Updated: May 4, 2025


Everything happens to everybody sooner or later if there is time enough. And with us there is eternity. THE NEWLY BORN. Nothing need happen. I never heard such nonsense in all my life. I shall know how to take care of myself. THE SHE-ANCIENT. So you think. THE NEWLY BORN. I don't think: I know. I shall enjoy life for ever and ever.

THE SHE-ANCIENT. One day, when I was tired of learning to walk forward with some of my feet and backwards with others and sideways with the rest all at once, I sat on a rock with my four chins resting on four of my palms, and four or my elbows resting on four of my knees.

THE SHE-ANCIENT. What name have you chosen for her? ACIS. Amaryllis. THE NEWLY BORN. What does it mean? A YOUTH. Love. A MAIDEN. Mother. ANOTHER YOUTH. Lilies. ACIS. Acis. THE NEWLY BORN. I love you, Acis. I must have you all to myself. Take me in your arms. ACIS. Steady, young one. I am three years old. THE NEWLY BORN. What has that to do with it?

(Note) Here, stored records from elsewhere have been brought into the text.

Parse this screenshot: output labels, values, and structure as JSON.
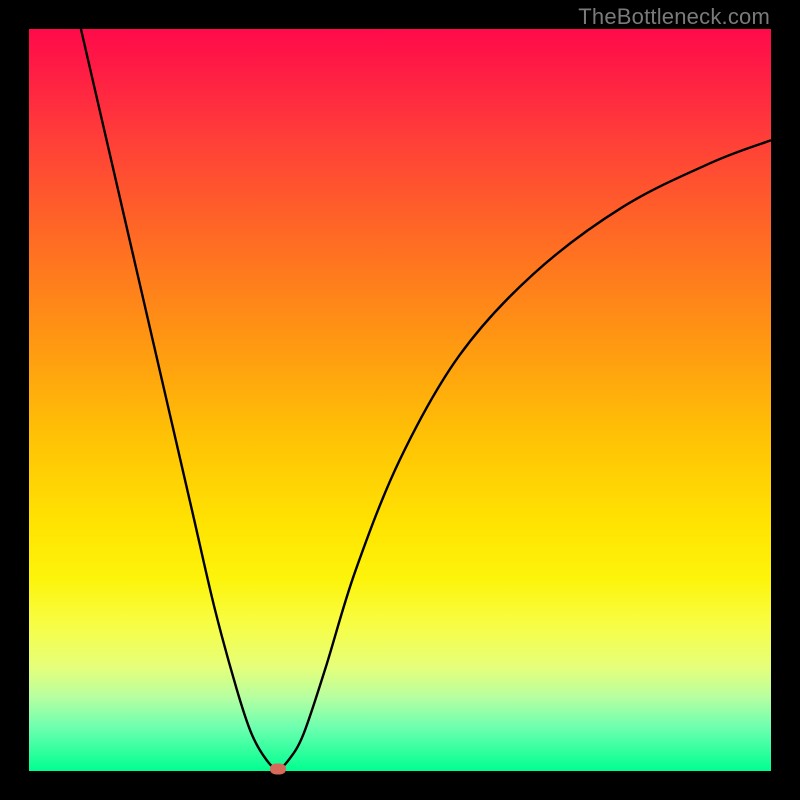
{
  "watermark": "TheBottleneck.com",
  "colors": {
    "frame_bg": "#000000",
    "grad_top": "#ff0a4a",
    "grad_bottom": "#00ff90",
    "curve_stroke": "#000000",
    "marker_fill": "#d56a5a",
    "watermark_color": "#7a7a7a"
  },
  "chart_data": {
    "type": "line",
    "title": "",
    "xlabel": "",
    "ylabel": "",
    "xlim": [
      0,
      100
    ],
    "ylim": [
      0,
      100
    ],
    "grid": false,
    "legend": false,
    "series": [
      {
        "name": "curve",
        "x": [
          7,
          10,
          13,
          16,
          19,
          22,
          25,
          28,
          30,
          32,
          33.5,
          35,
          37,
          40,
          44,
          50,
          58,
          68,
          80,
          92,
          100
        ],
        "values": [
          100,
          87,
          74,
          61,
          48,
          35,
          22,
          11,
          5,
          1.5,
          0.3,
          1.5,
          5,
          14,
          27,
          42,
          56,
          67,
          76,
          82,
          85
        ]
      }
    ],
    "marker": {
      "x": 33.5,
      "y": 0.3
    }
  }
}
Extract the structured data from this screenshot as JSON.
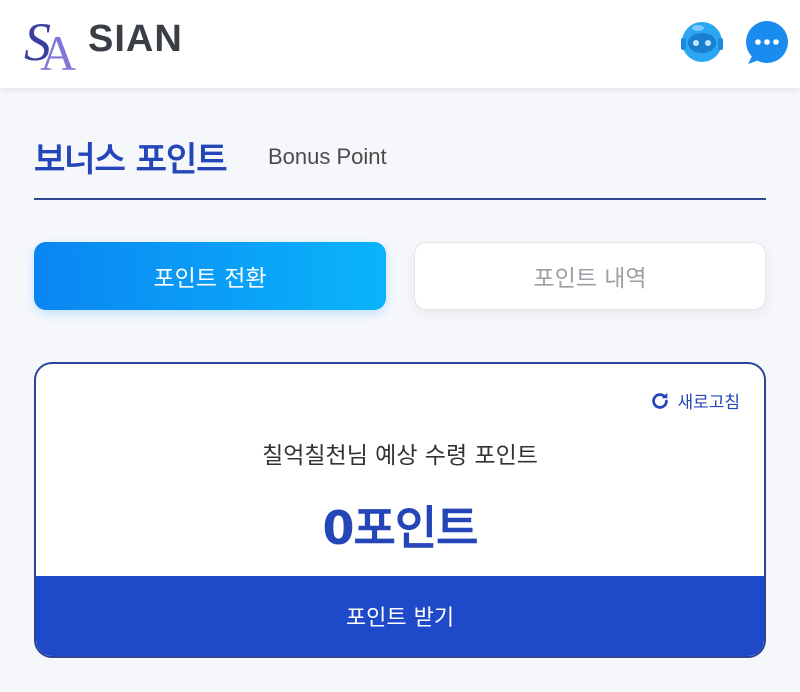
{
  "header": {
    "brand": "SIAN",
    "icons": {
      "bot": "robot-avatar-icon",
      "chat": "chat-bubble-icon"
    },
    "colors": {
      "logo": "#3b3fa0",
      "bot": "#2aa6f3",
      "chat": "#1a8cf0"
    }
  },
  "page": {
    "title_ko": "보너스 포인트",
    "title_en": "Bonus Point"
  },
  "tabs": [
    {
      "label": "포인트 전환",
      "active": true
    },
    {
      "label": "포인트 내역",
      "active": false
    }
  ],
  "card": {
    "refresh_label": "새로고침",
    "expected_label": "칠억칠천님 예상 수령 포인트",
    "points_value": "0포인트",
    "receive_button": "포인트 받기"
  },
  "colors": {
    "accent": "#2446b8",
    "tab_gradient_start": "#0a86f2",
    "tab_gradient_end": "#0ab4fb",
    "button": "#1e49c9",
    "card_border": "#2a4797"
  }
}
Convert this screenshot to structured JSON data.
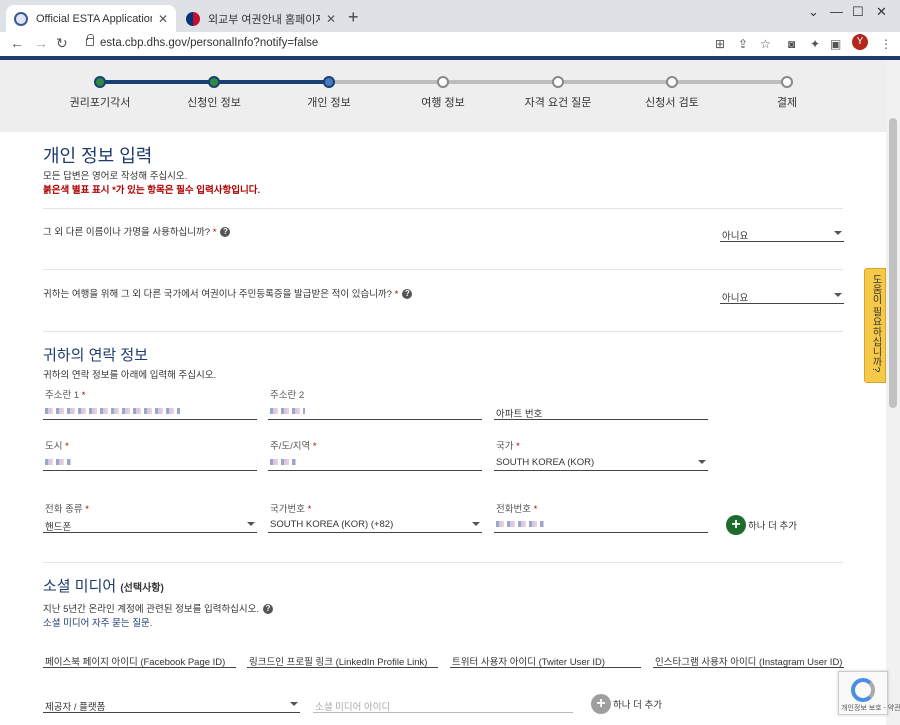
{
  "browser": {
    "tabs": [
      {
        "title": "Official ESTA Application Websi",
        "active": true
      },
      {
        "title": "외교부 여권안내 홈페이지",
        "active": false
      }
    ],
    "url": "esta.cbp.dhs.gov/personalInfo?notify=false",
    "profile_initial": "Y"
  },
  "stepper": {
    "steps": [
      {
        "label": "권리포기각서",
        "state": "done"
      },
      {
        "label": "신청인 정보",
        "state": "done"
      },
      {
        "label": "개인 정보",
        "state": "current"
      },
      {
        "label": "여행 정보",
        "state": "todo"
      },
      {
        "label": "자격 요건 질문",
        "state": "todo"
      },
      {
        "label": "신청서 검토",
        "state": "todo"
      },
      {
        "label": "결제",
        "state": "todo"
      }
    ],
    "colors": {
      "done": "#2e8b3e",
      "current": "#4a7bc0",
      "line": "#1a3f77",
      "todo": "#bdbdbd"
    }
  },
  "personal": {
    "title": "개인 정보 입력",
    "note": "모든 답변은 영어로 작성해 주십시오.",
    "required_note": "붉은색 별표 표시 *가 있는 항목은 필수 입력사항입니다.",
    "q_other_names": "그 외 다른 이름이나 가명을 사용하십니까?",
    "q_other_names_value": "아니요",
    "q_other_passport": "귀하는 여행을 위해 그 외 다른 국가에서 여권이나 주민등록증을 발급받은 적이 있습니까?",
    "q_other_passport_value": "아니요"
  },
  "contact": {
    "title": "귀하의 연락 정보",
    "note": "귀하의 연락 정보를 아래에 입력해 주십시오.",
    "address1_label": "주소란 1",
    "address2_label": "주소란 2",
    "apt_placeholder": "아파트 번호",
    "city_label": "도시",
    "state_label": "주/도/지역",
    "country_label": "국가",
    "country_value": "SOUTH KOREA (KOR)",
    "phone_type_label": "전화 종류",
    "phone_type_value": "핸드폰",
    "country_code_label": "국가번호",
    "country_code_value": "SOUTH KOREA (KOR) (+82)",
    "phone_label": "전화번호",
    "add_more": "하나 더 추가"
  },
  "social": {
    "title": "소셜 미디어",
    "optional": "(선택사항)",
    "note": "지난 5년간 온라인 계정에 관련된 정보를 입력하십시오.",
    "faq_link": "소셜 미디어 자주 묻는 질문.",
    "facebook": "페이스북 페이지 아이디 (Facebook Page ID)",
    "linkedin": "링크드인 프로필 링크 (LinkedIn Profile Link)",
    "twitter": "트위터 사용자 아이디 (Twiter User ID)",
    "instagram": "인스타그램 사용자 아이디 (Instagram User ID)",
    "provider_placeholder": "제공자 / 플랫폼",
    "social_id_placeholder": "소셜 미디어 아이디",
    "add_more": "하나 더 추가"
  },
  "help_tab": "도움이 필요하십니까?",
  "recaptcha_text": "개인정보 보호 - 약관"
}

THE SHE-ANCIENT. I, like Arjillax, found out that my statues of bodily beauty were no longer even beautiful to me; and I pressed on and made statues and pictures of men and women of genius, like those in the old fable of Michael Angelo. Like Martellus, I smashed them when I saw that there was no life in them: that they were so dead that they would not even dissolve as a dead body does.

Which is just what this old gentleman and this old lady seem to think too. THE SHE-ANCIENT. Quite so. THE HE-ANCIENT. Precisely. What do you want to be? THE HE-ANCIENT. A vortex. THE NEWLY BORN. A what? THE SHE-ANCIENT. A vortex. I began as a vortex: why should I not end as one? ECRASIA. Oh! That is what you old people are, Vorticists. ACIS. But if life is thought, can you live without a head?

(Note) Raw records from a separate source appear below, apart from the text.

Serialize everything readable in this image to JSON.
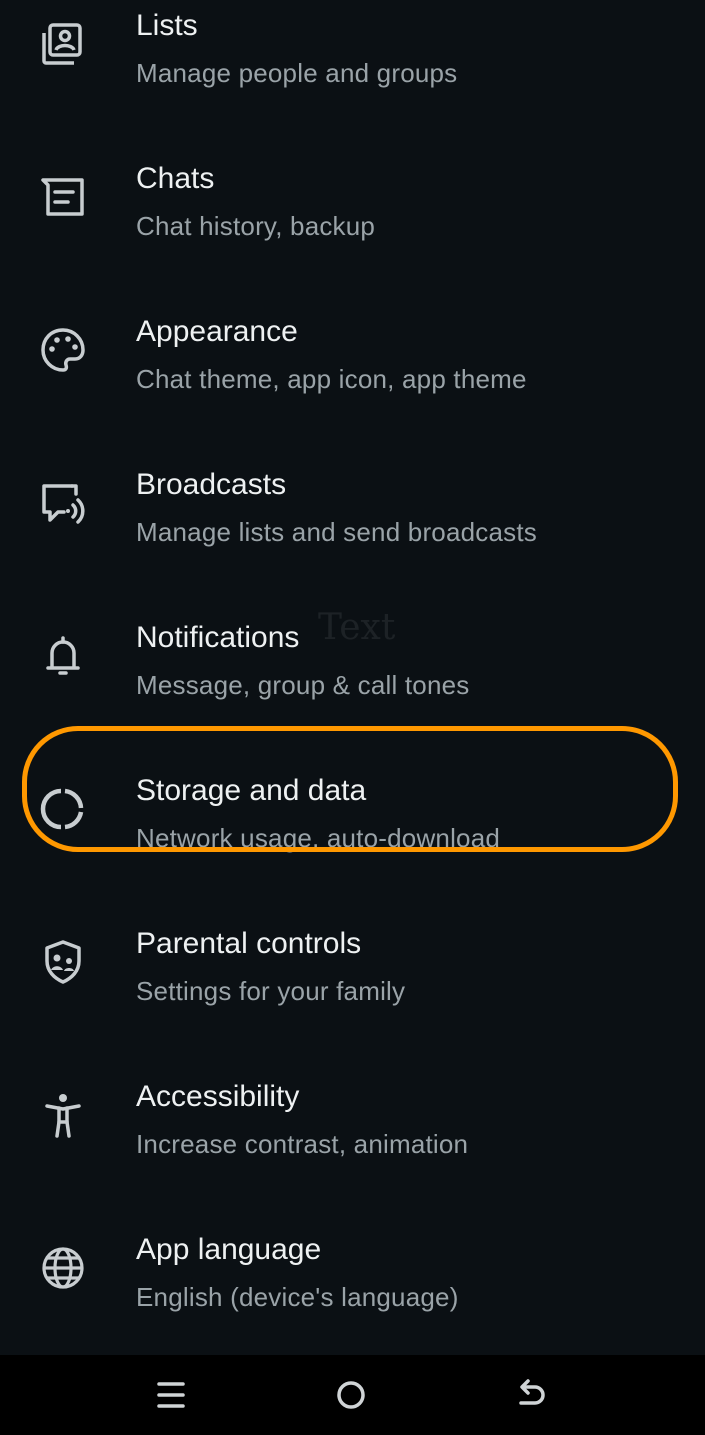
{
  "settings": {
    "items": [
      {
        "icon": "lists-icon",
        "title": "Lists",
        "subtitle": "Manage people and groups"
      },
      {
        "icon": "chat-icon",
        "title": "Chats",
        "subtitle": "Chat history, backup"
      },
      {
        "icon": "palette-icon",
        "title": "Appearance",
        "subtitle": "Chat theme, app icon, app theme"
      },
      {
        "icon": "broadcast-icon",
        "title": "Broadcasts",
        "subtitle": "Manage lists and send broadcasts"
      },
      {
        "icon": "bell-icon",
        "title": "Notifications",
        "subtitle": "Message, group & call tones"
      },
      {
        "icon": "storage-icon",
        "title": "Storage and data",
        "subtitle": "Network usage, auto-download"
      },
      {
        "icon": "shield-family-icon",
        "title": "Parental controls",
        "subtitle": "Settings for your family"
      },
      {
        "icon": "accessibility-icon",
        "title": "Accessibility",
        "subtitle": "Increase contrast, animation"
      },
      {
        "icon": "globe-icon",
        "title": "App language",
        "subtitle": "English (device's language)"
      }
    ]
  },
  "overlay": {
    "stray_text": "Text"
  },
  "colors": {
    "background": "#0b1014",
    "highlight": "#ff9800",
    "title": "#eef1f2",
    "subtitle": "#9aa3a8",
    "icon": "#c8cdd0"
  },
  "navbar": {
    "buttons": [
      "menu-icon",
      "home-icon",
      "back-icon"
    ]
  }
}
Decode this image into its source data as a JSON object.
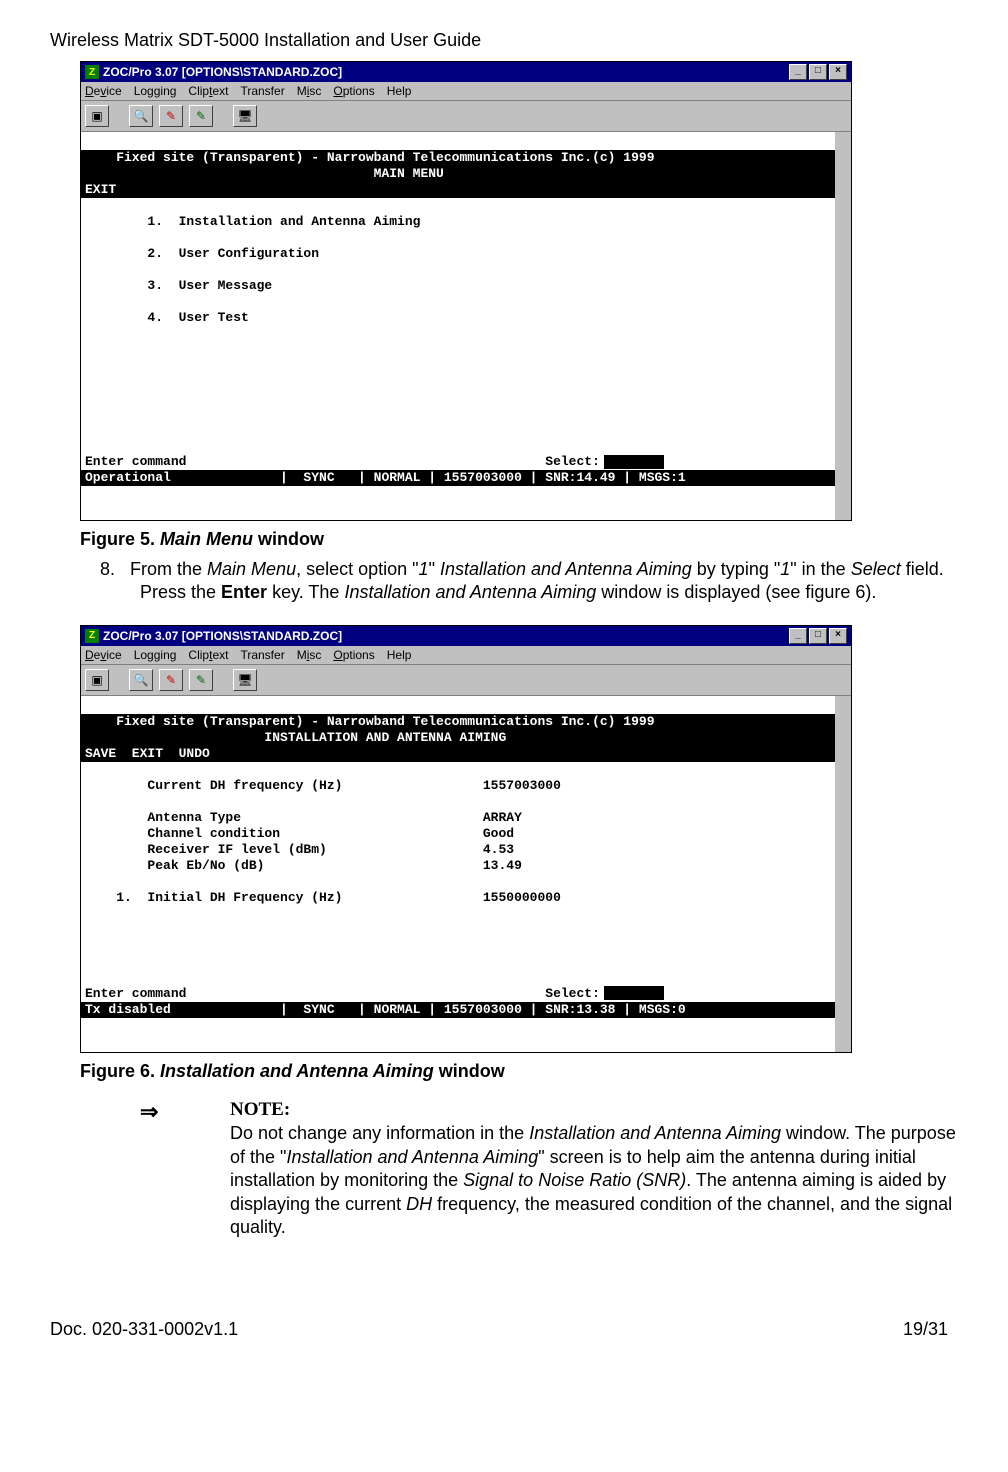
{
  "doc": {
    "header": "Wireless Matrix SDT-5000 Installation and User Guide",
    "footer_left": "Doc. 020-331-0002v1.1",
    "footer_right": "19/31"
  },
  "win_common": {
    "title": "ZOC/Pro 3.07 [OPTIONS\\STANDARD.ZOC]",
    "menu": {
      "device": "Device",
      "logging": "Logging",
      "cliptext": "Cliptext",
      "transfer": "Transfer",
      "misc": "Misc",
      "options": "Options",
      "help": "Help"
    },
    "min": "_",
    "max": "□",
    "close": "×"
  },
  "fig5": {
    "header_line": "    Fixed site (Transparent) - Narrowband Telecommunications Inc.(c) 1999",
    "title_line": "                                     MAIN MENU",
    "exit": "EXIT",
    "item1": "        1.  Installation and Antenna Aiming",
    "item2": "        2.  User Configuration",
    "item3": "        3.  User Message",
    "item4": "        4.  User Test",
    "enter": "Enter command                                              Select:",
    "status": "Operational              |  SYNC   | NORMAL | 1557003000 | SNR:14.49 | MSGS:1",
    "caption_bold": "Figure 5.  ",
    "caption_italic": "Main Menu",
    "caption_tail": " window"
  },
  "step8": {
    "num": "8.",
    "p1a": "From the ",
    "p1b": "Main Menu",
    "p1c": ", select option \"",
    "p1d": "1",
    "p1e": "\" ",
    "p1f": "Installation and Antenna Aiming",
    "p1g": " by typing \"",
    "p1h": "1",
    "p1i": "\" in the ",
    "p1j": "Select",
    "p1k": " field.  Press the ",
    "p1l": "Enter",
    "p1m": " key.  The ",
    "p1n": "Installation and Antenna Aiming",
    "p1o": " window is displayed (see figure 6)."
  },
  "fig6": {
    "header_line": "    Fixed site (Transparent) - Narrowband Telecommunications Inc.(c) 1999",
    "title_line": "                       INSTALLATION AND ANTENNA AIMING",
    "save_exit": "SAVE  EXIT  UNDO",
    "r1": "        Current DH frequency (Hz)                  1557003000",
    "r2": "        Antenna Type                               ARRAY",
    "r3": "        Channel condition                          Good",
    "r4": "        Receiver IF level (dBm)                    4.53",
    "r5": "        Peak Eb/No (dB)                            13.49",
    "r6": "    1.  Initial DH Frequency (Hz)                  1550000000",
    "enter": "Enter command                                              Select:",
    "status": "Tx disabled              |  SYNC   | NORMAL | 1557003000 | SNR:13.38 | MSGS:0",
    "caption_bold": "Figure 6.  ",
    "caption_italic": "Installation and Antenna Aiming",
    "caption_tail": " window"
  },
  "note": {
    "arrow": "⇒",
    "label": "NOTE:",
    "l1a": "Do not change any information in the ",
    "l1b": "Installation and Antenna Aiming",
    "l1c": " window.  The purpose of the \"",
    "l1d": "Installation and Antenna Aiming",
    "l1e": "\" screen is to help aim the antenna during initial installation by monitoring the ",
    "l1f": "Signal to Noise Ratio (SNR)",
    "l1g": ".  The antenna aiming is aided by displaying the current ",
    "l1h": "DH",
    "l1i": " frequency, the measured condition of the channel, and the signal quality."
  }
}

For whilst we are tied to this tyrannous body we are subject to its death, and our destiny is not achieved. THE NEWLY BORN. What is your destiny? THE HE-ANCIENT. To be immortal. THE SHE-ANCIENT. The day will come when there will be no people, only thought. THE HE-ANCIENT. And that will be life eternal. ECRASIA. I trust I shall meet my fatal accident before that day dawns.

The She-Ancient looks at the Newly Born critically; feels her bumps like a phrenologist; grips her muscles and shakes her limbs; examines her teeth; looks into her eyes for a moment; and finally relinquishes her with an air of having finished her job. THE SHE-ANCIENT. She will do. She may live. They all wave their hands and shout for joy. Suppose there had been anything wrong with me?

We have called to her to be quiet and wait until you come; but of course she only half understands, and is very impatient. THE SHE-ANCIENT. Very well. Bring her out into the sun. Come along. Joyous processional music strikes up in the temple. I had rather be miserable in my own way than callous in yours. THE SHE-ANCIENT. You like being miserable?

At the end of four years, your mind will change: you will become wise; and then you will be entrusted with power. THE NEWLY BORN. But I want power now. THE SHE-ANCIENT. No doubt you do; so that you could play with the world by tearing it to pieces. THE NEWLY BORN. Only to see how it is made. I should put it all together again much better than before.

THE SHE-ANCIENT. Yet the more beautiful they become the further they retreat from you. You cannot caress them as you caress the rag doll. You cannot cry for them when they are broken or lost, or when you pretend they have been unkind to you, as you could when you played with rag dolls. THE HE-ANCIENT. At last, like Pygmalion, you demand from your dolls the final perfection of resemblance to life.